In both cases, the orders were reversed on legal advice that the techniques authorized looked to be illegal. And, at this point, their illegality has been all but publicly admitted. But, the tone of these reports, and of the surrounding discussions, has been “Oh, that’s alright then, the situation was corrected.” The idea is that, even if the techniques were criminally abusive, it doesn’t matter, because (as they claim) the orders were never carried out. “No harm. No foul.”

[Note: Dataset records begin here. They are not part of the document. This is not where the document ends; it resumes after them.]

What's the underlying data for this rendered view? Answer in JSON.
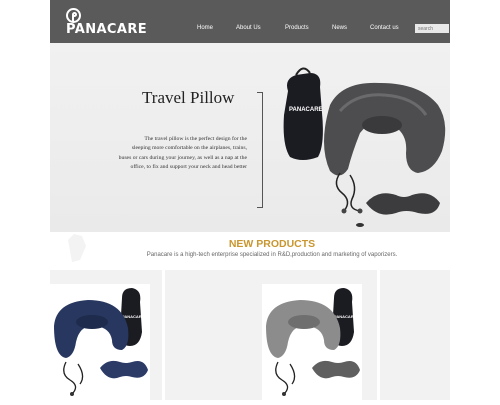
{
  "header": {
    "logo_text": "PANACARE",
    "nav": [
      "Home",
      "About Us",
      "Products",
      "News",
      "Contact us"
    ],
    "search_placeholder": "search"
  },
  "hero": {
    "title": "Travel Pillow",
    "description": [
      "The travel pillow is the perfect design for the",
      "sleeping more comfortable on the airplanes, trains,",
      "buses or cars during your journey, as well as a nap at the",
      "office, to fix and support your neck and head better"
    ],
    "bag_logo": "PANACARE"
  },
  "section": {
    "title": "NEW PRODUCTS",
    "subtitle": "Panacare is a high-tech enterprise specialized in R&D,production and marketing of vaporizers."
  },
  "products": [
    {
      "color_name": "navy",
      "pillow_color": "#27375f",
      "mask_color": "#2c3a66"
    },
    {
      "color_name": "grey",
      "pillow_color": "#8c8c8c",
      "mask_color": "#5f5f5f"
    }
  ],
  "colors": {
    "header_bg": "#5a5a5a",
    "accent": "#c9962f"
  }
}
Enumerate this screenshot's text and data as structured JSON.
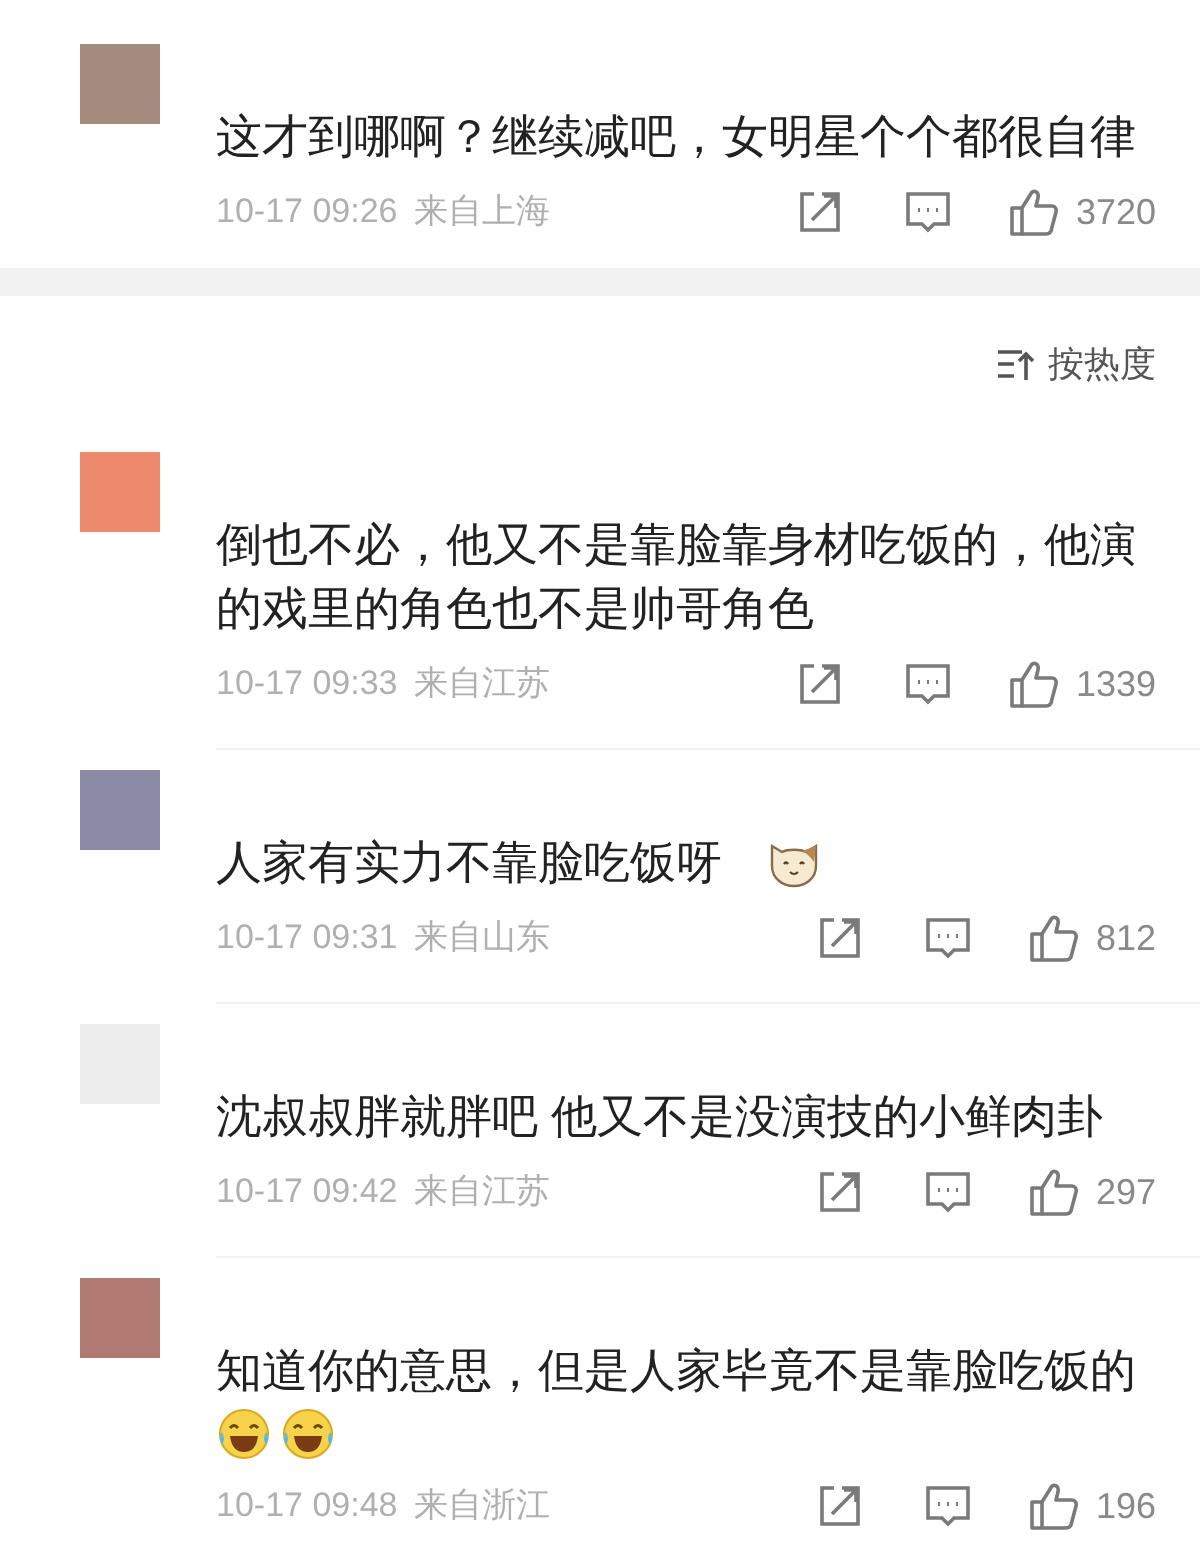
{
  "top_comment": {
    "color": "#a58b7d",
    "text": "这才到哪啊？继续减吧，女明星个个都很自律",
    "time": "10-17 09:26",
    "location": "来自上海",
    "likes": "3720"
  },
  "sort": {
    "label": "按热度"
  },
  "comments": [
    {
      "color": "#ec8a6b",
      "text": "倒也不必，他又不是靠脸靠身材吃饭的，他演的戏里的角色也不是帅哥角色",
      "time": "10-17 09:33",
      "location": "来自江苏",
      "likes": "1339"
    },
    {
      "color": "#8a8aa5",
      "text": "人家有实力不靠脸吃饭呀",
      "emojis": [
        {
          "kind": "cat"
        }
      ],
      "time": "10-17 09:31",
      "location": "来自山东",
      "likes": "812"
    },
    {
      "color": "#ededed",
      "text": "沈叔叔胖就胖吧 他又不是没演技的小鲜肉卦",
      "time": "10-17 09:42",
      "location": "来自江苏",
      "likes": "297"
    },
    {
      "color": "#b07a72",
      "text": "知道你的意思，但是人家毕竟不是靠脸吃饭的",
      "emojis": [
        {
          "kind": "laugh-cry"
        },
        {
          "kind": "laugh-cry"
        }
      ],
      "time": "10-17 09:48",
      "location": "来自浙江",
      "likes": "196"
    }
  ]
}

I don’t get that. I am not a lawyer and this is just my home-spun interpretation, but these orders seem to me in the nature of (or analogous to) criminal solicitation, “To entice or incite to illegal action.” Solicitation remains a crime, even if the solicited action does not ensue. Private-enterprise gangsters who put out a contract on someone cannot say, “Oh, that’s OK, I rescinded the contract a month later. Hey, I let the guy live.”
Acting “under color of law” only makes such solicitation more grave. If Secretary Rumsfeld and General Sanchez did issue orders to criminally abuse prisoners, then subsequently rescinding those orders does not absolve them of their crimes.
It’s OK, Ma, They’ve Stopped Beating Their Wives.